Alright, so today we are going to talk a little bit about conventional brokers. Conventional brokers are brokers like Scottrade, E*Trade, Schwab, Fidelity. These brokers are geared towards the retail trader who doesn’t have a lot of sophistication for the most part. There is nothing wrong with these brokers. They offer a lot more service than the direct access brokers do. They offer a lot more tools for research and they are more geared towards longer term swing traders rather than active day traders. So, if you are a swing trader or if you trade a lot of shares every trade, then these type of brokers might be a better deal for you.
So, if you are a swing trader or a long term trader and you aren’t making that many trades. Or you’re making let’s say, you know, 1 or 2 trades a week, 3 trades a week maybe, then sometimes these retail traders are a better fit for you. Certainly their platforms are a lot more user-friendly. Generally speaking they are more fun to look at and to use. They offer a lot of support and material on their site. They offer a lot of research materials for longer term trading.

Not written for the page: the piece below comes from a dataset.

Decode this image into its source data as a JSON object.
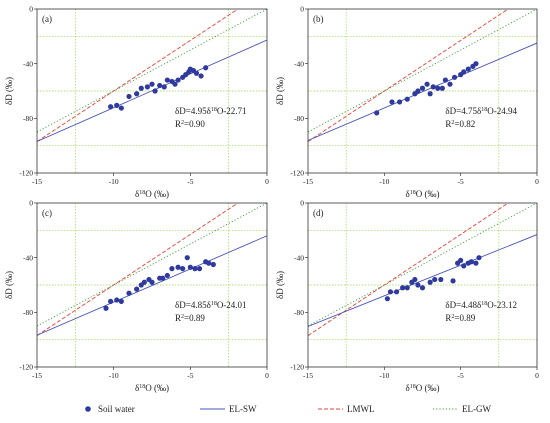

But, if you are trying to do short term trading, then a lot of times the software that they provide isn’t really up to the task. Even the more recently developed active trader platforms don’t really do as good of a job for active traders as the direct access brokers’ software does. In addition to which there aren’t that many third party softwares that can link into these retail trader platforms and provide you with extra capability that an active trader might want. There’s a whole industry of third party software that links to the more active trading platform from direct access brokers.